May fails to allay fears of a weakened Holyrood as she pushes ahead with the hardest of Brexit options
UK PRIME MINISTER Theresa May was forced to repudiate claims that her government’s Great Repeal Bill to undo EU legislation would strip powers from the Scottish Parliament.
At prime minister’s questions (PMQs) today (25 January) May was asked by SNP MP Paul Grady what guarantees she could give that powers repatriated from Brussels after Brexit would come to the Scottish Government.
The clash came amid fears that the repeal of the 1972 European Communities Act (ECA) would see a weakening of Holyrood’s power, especially given the previous day’s Supreme Court ruling which stated Holyrood did not need to be consulted on the triggering of Article 50 tand the UK’s exit from the EU.
“Can she clarify that the Great Repeal Bill doesn’t become the great power grab?” Patrick Grady
Adressing May in the House of Commons Grady, who is MP for Glasgow North, asked: “Can the prime minister confirm that she supports the principle of the Scotland Act, that whatever is not reserved is devolved and should, therefore, be able to confirm what powers will come to the Scottish Parliament?
“And furthermore can she clarify that the Great Repeal Bill doesn’t become the great power grab?”
Theresa May responded to the line of questioning stating that no devolved powers would be taken back to Westminster.
She said: “As stated, I believe, by the secretary of state for exiting the European Union yesterday, there is no plan to suddenly take back powers.”
During her reply many on the SNP benches raised their voices in response to the tactical use of the word “suddenly”, which was construed by members as a veiled threat to the current permanence and devolved powers of the Scottish Parliament.
She added: “What we will be looking at and what we will be discussing with the devolved administrations, however, is what powers now in Europe will be divided among this house and their own.”

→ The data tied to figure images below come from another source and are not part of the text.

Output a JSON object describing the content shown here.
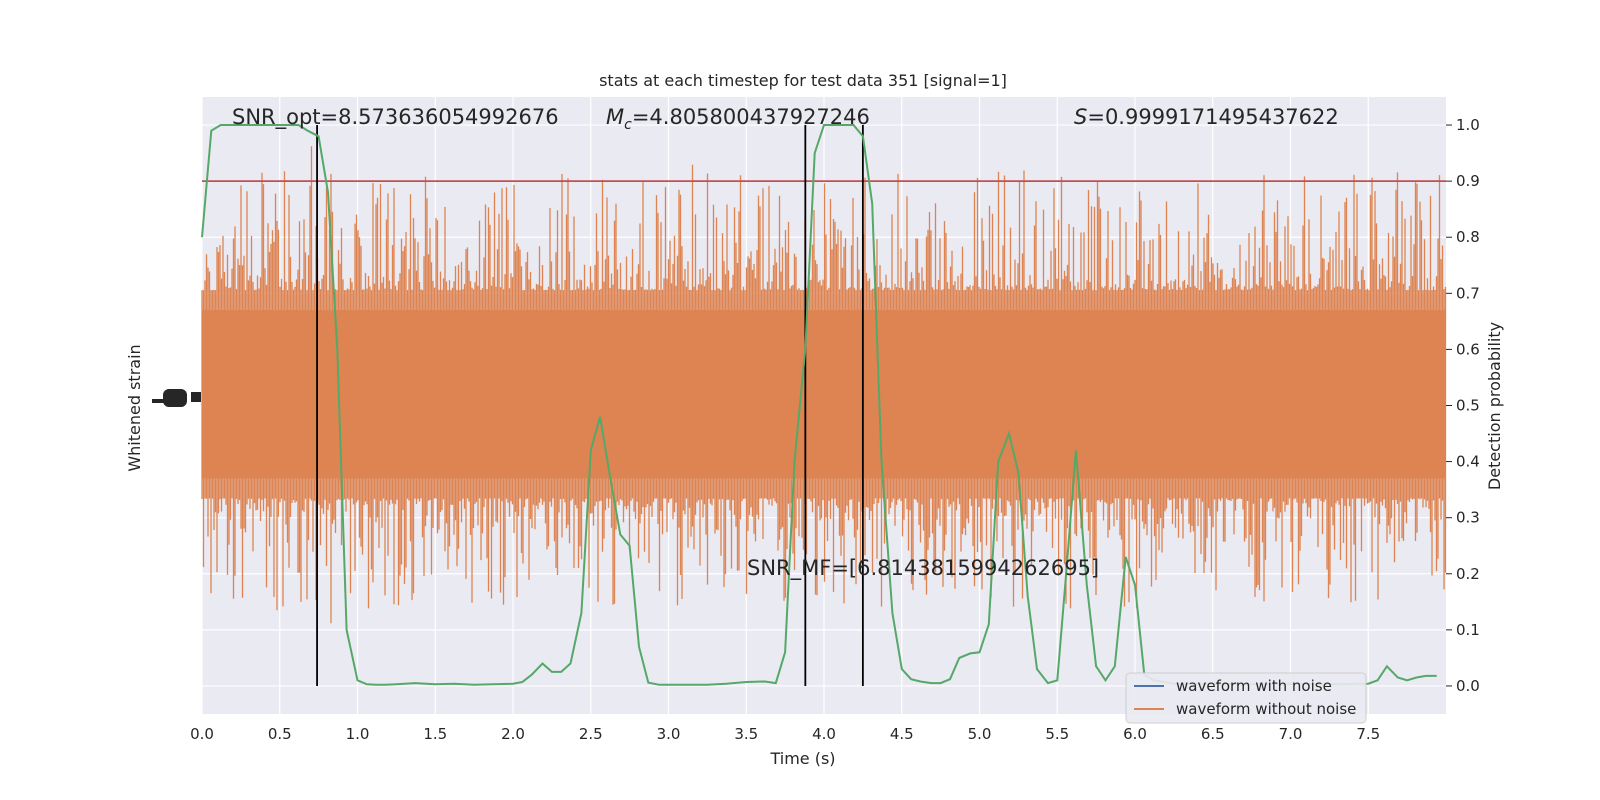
{
  "chart_data": {
    "type": "line",
    "title": "stats at each timestep for test data 351 [signal=1]",
    "xlabel": "Time (s)",
    "ylabel_left": "Whitened strain",
    "ylabel_right": "Detection probability",
    "xlim": [
      0.0,
      8.0
    ],
    "ylim_right": [
      -0.05,
      1.05
    ],
    "grid": true,
    "x_ticks": [
      "0.0",
      "0.5",
      "1.0",
      "1.5",
      "2.0",
      "2.5",
      "3.0",
      "3.5",
      "4.0",
      "4.5",
      "5.0",
      "5.5",
      "6.0",
      "6.5",
      "7.0",
      "7.5"
    ],
    "x_tick_values": [
      0.0,
      0.5,
      1.0,
      1.5,
      2.0,
      2.5,
      3.0,
      3.5,
      4.0,
      4.5,
      5.0,
      5.5,
      6.0,
      6.5,
      7.0,
      7.5
    ],
    "y_right_ticks": [
      "0.0",
      "0.1",
      "0.2",
      "0.3",
      "0.4",
      "0.5",
      "0.6",
      "0.7",
      "0.8",
      "0.9",
      "1.0"
    ],
    "y_right_tick_values": [
      0.0,
      0.1,
      0.2,
      0.3,
      0.4,
      0.5,
      0.6,
      0.7,
      0.8,
      0.9,
      1.0
    ],
    "annotations": {
      "snr_opt": "SNR_opt=8.573636054992676",
      "mc_symbol": "M",
      "mc_sub": "c",
      "mc_value": "=4.805800437927246",
      "s_symbol": "S",
      "s_value": "=0.9999171495437622",
      "snr_mf": "SNR_MF=[6.814381599426269­5]"
    },
    "threshold": 0.9,
    "vertical_lines": [
      0.74,
      3.88,
      4.25
    ],
    "legend": {
      "placement": "lower-right",
      "entries": [
        {
          "label": "waveform with noise",
          "color": "#4c72b0"
        },
        {
          "label": "waveform without noise",
          "color": "#dd8452"
        }
      ]
    },
    "noise_band": {
      "color": "#dd8452",
      "center": 0.52,
      "core_halfwidth": 0.15
    },
    "series": [
      {
        "name": "Detection probability",
        "color": "#55a868",
        "x": [
          0.0,
          0.06,
          0.12,
          0.18,
          0.25,
          0.31,
          0.37,
          0.44,
          0.5,
          0.56,
          0.62,
          0.68,
          0.75,
          0.81,
          0.87,
          0.93,
          1.0,
          1.06,
          1.12,
          1.18,
          1.25,
          1.37,
          1.5,
          1.62,
          1.75,
          1.87,
          2.0,
          2.06,
          2.12,
          2.19,
          2.25,
          2.31,
          2.37,
          2.44,
          2.5,
          2.56,
          2.62,
          2.69,
          2.75,
          2.81,
          2.87,
          2.94,
          3.0,
          3.12,
          3.25,
          3.37,
          3.5,
          3.62,
          3.69,
          3.75,
          3.81,
          3.88,
          3.94,
          4.0,
          4.06,
          4.12,
          4.19,
          4.25,
          4.31,
          4.37,
          4.44,
          4.5,
          4.56,
          4.62,
          4.69,
          4.75,
          4.81,
          4.87,
          4.94,
          5.0,
          5.06,
          5.12,
          5.19,
          5.25,
          5.31,
          5.37,
          5.44,
          5.5,
          5.56,
          5.62,
          5.69,
          5.75,
          5.81,
          5.87,
          5.94,
          6.0,
          6.06,
          6.12,
          6.25,
          6.5,
          6.75,
          7.0,
          7.25,
          7.5,
          7.56,
          7.62,
          7.69,
          7.75,
          7.81,
          7.87,
          7.94
        ],
        "y": [
          0.8,
          0.99,
          1.0,
          1.0,
          1.0,
          1.0,
          1.0,
          1.0,
          1.0,
          1.0,
          1.0,
          0.99,
          0.98,
          0.88,
          0.6,
          0.1,
          0.01,
          0.003,
          0.002,
          0.002,
          0.003,
          0.005,
          0.003,
          0.004,
          0.002,
          0.003,
          0.004,
          0.007,
          0.02,
          0.04,
          0.025,
          0.025,
          0.04,
          0.13,
          0.42,
          0.48,
          0.38,
          0.27,
          0.25,
          0.07,
          0.006,
          0.002,
          0.002,
          0.002,
          0.002,
          0.004,
          0.007,
          0.008,
          0.005,
          0.06,
          0.4,
          0.6,
          0.95,
          1.0,
          1.0,
          1.0,
          1.0,
          0.98,
          0.86,
          0.4,
          0.13,
          0.03,
          0.012,
          0.008,
          0.005,
          0.005,
          0.012,
          0.05,
          0.058,
          0.06,
          0.11,
          0.4,
          0.45,
          0.38,
          0.16,
          0.03,
          0.005,
          0.01,
          0.21,
          0.42,
          0.18,
          0.035,
          0.01,
          0.035,
          0.23,
          0.18,
          0.02,
          0.01,
          0.004,
          0.004,
          0.003,
          0.004,
          0.003,
          0.004,
          0.01,
          0.035,
          0.015,
          0.01,
          0.015,
          0.018,
          0.018
        ]
      }
    ]
  }
}
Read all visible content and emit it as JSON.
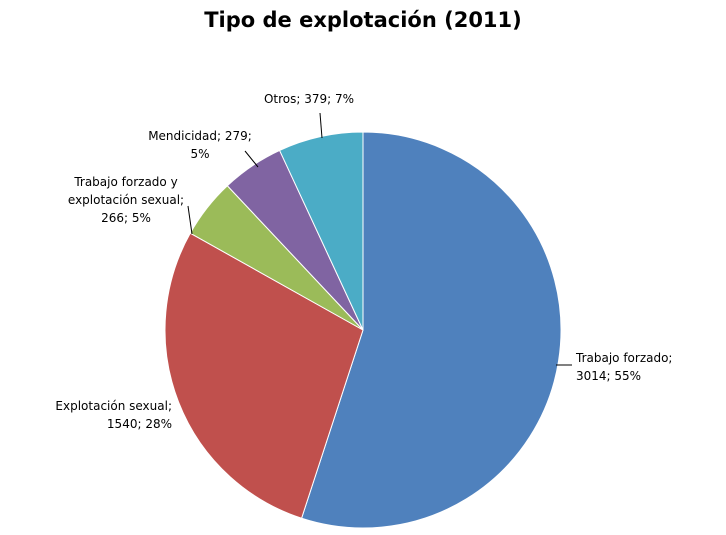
{
  "chart_data": {
    "type": "pie",
    "title": "Tipo de explotación (2011)",
    "slices": [
      {
        "name": "Trabajo forzado",
        "value": 3014,
        "percent": "55%",
        "color": "#4F81BD",
        "label_lines": [
          "Trabajo forzado;",
          "3014; 55%"
        ]
      },
      {
        "name": "Explotación sexual",
        "value": 1540,
        "percent": "28%",
        "color": "#C0504D",
        "label_lines": [
          "Explotación sexual;",
          "1540; 28%"
        ]
      },
      {
        "name": "Trabajo forzado y explotación sexual",
        "value": 266,
        "percent": "5%",
        "color": "#9BBB59",
        "label_lines": [
          "Trabajo forzado y",
          "explotación sexual;",
          "266; 5%"
        ]
      },
      {
        "name": "Mendicidad",
        "value": 279,
        "percent": "5%",
        "color": "#8064A2",
        "label_lines": [
          "Mendicidad; 279;",
          "5%"
        ]
      },
      {
        "name": "Otros",
        "value": 379,
        "percent": "7%",
        "color": "#4BACC6",
        "label_lines": [
          "Otros; 379; 7%"
        ]
      }
    ],
    "start_angle": "12 o'clock",
    "direction": "clockwise",
    "legend": "none"
  }
}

“As stated, I believe, by the secretary of state for exiting the European Union yesterday, there is no plan to suddenly take back powers.” Theresa May
The Scottish Government, along with SNP MPs in Westminster, have argued for an increase in the number of powers devolved to Holyrood since the vote to leave the EU in 2016. They argue that given that the Smith Commission could not anticipate the decision to leave the EU and the material change it represents, more powers are needed to shield Scotland from the effects of Westminster decision making.
The Smith Commission which was set up after the independence referendum of 2014 looked at areas of policy where more power could be given to Holyrood such as tax, welfare and trade and investment policy. However, many advocates of independence and Home Rule within the UK have argued that it fell short of the radical shift in power it promised. For example, 85 per cent of welfare policy is still decided at Westminister.
The UK Government has reiterated that it is committed to devolution. However, the ruling by the Supreme Court means it does not need to refer to the Scottish Government on what extra powers it or Holyrood require.